OpenAI API Models#

In general, LMQL supports all models available via the OpenAI Completions or OpenAI Chat API, e.g., GPT-3.5 variants, ChatGPT, and GPT-4.

Specifically, we have tested the following models, with the corresponding model identifier to be used in the LMQL from clause:

  • openai/text-ada-001

  • openai/text-curie-001

  • openai/text-babbage-001

  • openai/text-davinci-00[1-3]

  • openai/gpt-3.5-turbo also available as chatgpt

  • openai/gpt-4 also available as gpt-4

Additionally, LMQL supports Azure OpenAI models. To learn more, please refer to the Azure API Models section.

Configuring OpenAI API Credentials#

If you want to use OpenAI models, you have to configure your API credentials. To do so you can either define the OPENAI_API_KEY environment variable or create a file api.env in the active working directory, with the following contents.

openai-org: <org identifier>
openai-secret: <api secret>

For system-wide configuration, you can also create an api.env file at $HOME/.lmql/api.env or at the project root of your LMQL distribution (e.g. src/ in a development copy).

Monitoring OpenAI API use#

When working with OpenAI models, it is important to keep track of your API usage. LMQL offers a couple of ways to see what is happening internally and how many API calls are being made.

Playground#

In the playground in the bottom right of the query editor, you can see real-time query statistics, including no. of requests, tokens and estimated cost when using OpenAI models:

This information is automatically updated as your query is being executed. If you want to see the same information in Python, you can use the following snippet.

OpenAI Usage Statistics in Python#

To obtain the same information in Python, you can use the following snippet:

from lmql.runtime.bopenai import get_stats
print(get_stats())
# OpenAI API Stats: 1 requests, 0 errors, 9 tokens, 1.0 average batch size

The tokens metric here refers to the number of tokens that were consumed and generated by the model.

API Request Logging#

Additionally, you may be interested in seeing the actual API requests that are made in the background. To show these, there is a decoder option chatty_openai=True, which enables verbose logging and will print all OpenAI request payloads console, e.g. a query like this:

argmax(chatty_openai=True) "Hello[WHO]" from "openai/text-ada-001" where STOPS_AT(WHO, "\n")
Completion with {'model': 'text-ada-001', 'prompt': [50256, 15496], 'max_tokens': 64, 'temperature': 0, 'logprobs': 5, 'user': 'lmql', 'stream': True, 'echo': True}

Configuring Speculative OpenAI API Use#

To integrate the OpenAI API with LMQL, we rely on speculative prediction, where LMQL applies token masking and stopping conditions less eagerly, to save API calls.

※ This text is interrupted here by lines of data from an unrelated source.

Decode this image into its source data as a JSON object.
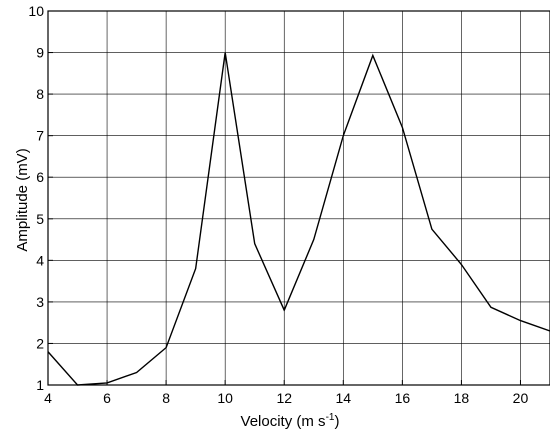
{
  "chart_data": {
    "type": "line",
    "xlabel": "Velocity (m s",
    "xlabel_sup": "-1",
    "xlabel_end": ")",
    "ylabel": "Amplitude (mV)",
    "xlim": [
      4,
      21
    ],
    "ylim": [
      1,
      10
    ],
    "grid": true,
    "x_ticks": [
      4,
      6,
      8,
      10,
      12,
      14,
      16,
      18,
      20
    ],
    "y_ticks": [
      1,
      2,
      3,
      4,
      5,
      6,
      7,
      8,
      9,
      10
    ],
    "x_tick_labels": [
      "4",
      "6",
      "8",
      "10",
      "12",
      "14",
      "16",
      "18",
      "20"
    ],
    "y_tick_labels": [
      "1",
      "2",
      "3",
      "4",
      "5",
      "6",
      "7",
      "8",
      "9",
      "10"
    ],
    "series": [
      {
        "x": [
          4,
          5,
          6,
          7,
          8,
          9,
          10,
          11,
          12,
          13,
          14,
          15,
          16,
          17,
          18,
          19,
          20,
          21
        ],
        "y": [
          1.8,
          1.0,
          1.05,
          1.3,
          1.9,
          3.8,
          9.0,
          4.4,
          2.8,
          4.5,
          7.0,
          8.93,
          7.2,
          4.75,
          3.9,
          2.87,
          2.55,
          2.3
        ]
      }
    ]
  }
}
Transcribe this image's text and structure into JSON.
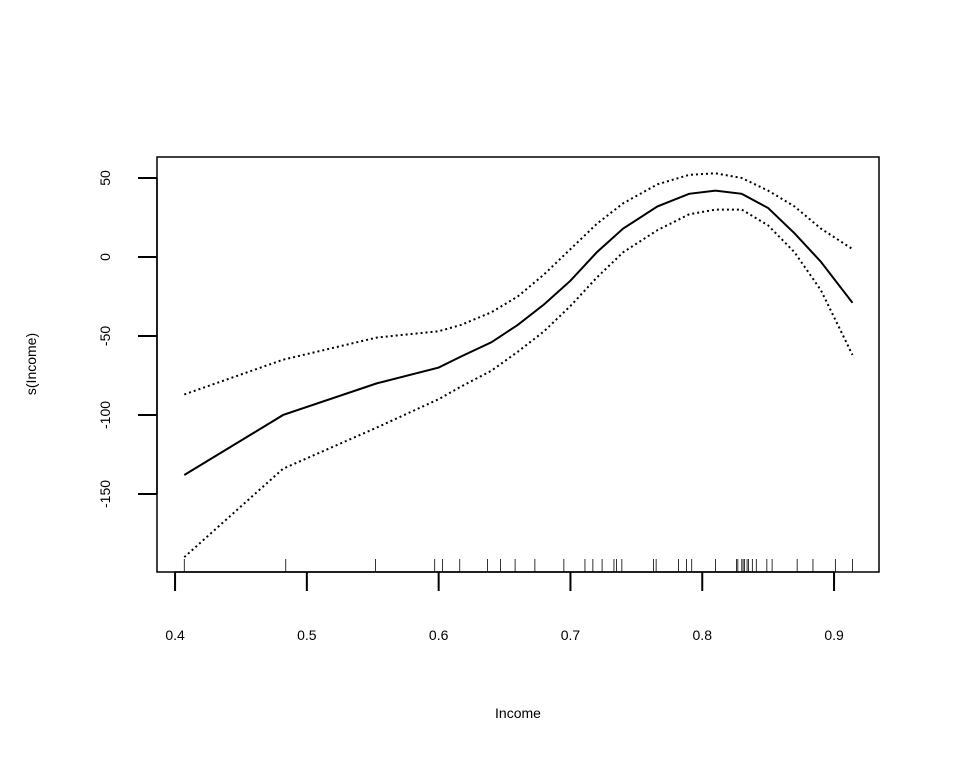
{
  "chart_data": {
    "type": "line",
    "xlabel": "Income",
    "ylabel": "s(Income)",
    "x": [
      0.407,
      0.482,
      0.553,
      0.6,
      0.617,
      0.64,
      0.66,
      0.68,
      0.7,
      0.72,
      0.74,
      0.766,
      0.79,
      0.81,
      0.83,
      0.85,
      0.87,
      0.89,
      0.914
    ],
    "series": [
      {
        "color": "#000000",
        "dash": "solid",
        "values": [
          -138,
          -100,
          -80,
          -70,
          -63,
          -54,
          -43,
          -30,
          -15,
          3,
          18,
          32,
          40,
          42,
          40,
          31,
          15,
          -3,
          -29
        ]
      },
      {
        "color": "#000000",
        "dash": "dotted",
        "values": [
          -87,
          -65,
          -51,
          -47,
          -43,
          -35,
          -25,
          -11,
          5,
          21,
          34,
          46,
          52,
          53,
          50,
          42,
          32,
          18,
          5
        ]
      },
      {
        "color": "#000000",
        "dash": "dotted",
        "values": [
          -190,
          -134,
          -108,
          -90,
          -82,
          -72,
          -60,
          -47,
          -31,
          -13,
          3,
          17,
          27,
          30,
          30,
          20,
          3,
          -21,
          -62
        ]
      }
    ],
    "rug": [
      0.407,
      0.484,
      0.552,
      0.597,
      0.603,
      0.616,
      0.637,
      0.647,
      0.658,
      0.673,
      0.695,
      0.711,
      0.717,
      0.724,
      0.733,
      0.735,
      0.739,
      0.763,
      0.765,
      0.782,
      0.788,
      0.792,
      0.81,
      0.826,
      0.827,
      0.83,
      0.831,
      0.832,
      0.834,
      0.835,
      0.838,
      0.841,
      0.849,
      0.853,
      0.872,
      0.884,
      0.901,
      0.914
    ],
    "xlim": [
      0.3863,
      0.9341
    ],
    "ylim": [
      -199.4,
      63.3
    ],
    "xticks": [
      0.4,
      0.5,
      0.6,
      0.7,
      0.8,
      0.9
    ],
    "yticks": [
      -150,
      -100,
      -50,
      0,
      50
    ]
  }
}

To achieve this, output is generated in chunks, where each chunk is verified to satisfy the constraints before generation continues. The chunk size can be configured by passing openai_chunksize parameter in the decoding clause like so:

argmax(openai_chunksize=128)
    "The quick brown fox jumps over the[COMPLETION]"
from
    "openai/text-ada-001"
where
    STOPS_AT(COMPLETION, ".")

By default, the chunk size is set to 32. This value is chosen based on the consideration, that a very large chunk size means that LMQL potentially has to discard many generated tokens (which is expensive), if a constraint is violated early on. However, if a query has few or only stopping phrase constraints, a larger chunk size may be beneficial for overall query cost. In general, if a query requires multiple long, uninterrupted sequences to be generated without imposing many constraints, a larger chunk size is recommended.

OpenAI API Limitations#

Unfortunately, the OpenAI API Completions and Chat API are severely limited in terms of token masking and the availability of the token distribution per predicted token. LMQL tries to leverage these APIs as much as possible, but there are some limitations that we have to work around and may affect users:

  • The OpenAI Completion API limits the number of possible logit biases to 300. This means, if your constraints induce token masks that are larger than 300 tokens, LMQL will automatically truncate the token mask to the first 300 tokens. This may lead to unexpected behavior, e.g., model performance may be worse than expected as the masks are truncated to be more restrictive than necessary. In cases where the 300 biases limit is exceeded, LMQL prints a warning message to the console, indicating that the logit biases were truncated.

  • The OpenAI Completions API only provides the top-5 logprobs per predicted token. This means that decoding algorithms that explore e.g. the top-n probabilities to make decisions like beam search, are limited to a branching factor of 5.

  • The OpenAI Chat API does not provide any way to mask tokens or obtain the token distribution (ChatGPT, GPT-4). Simple constraints can still be enforced, as the LMQL runtime optimizes them to fit the OpenAI API. However, more complex constraints may not be enforceable. In these cases, LMQL will print a error message to the console. As a workaround users may then adjust their constraints to fit these API limitations or resort to post-processing and backtracking. Scripted prompting, intermediate instructions and simple constraints are still supported with Chat API models, nonetheless.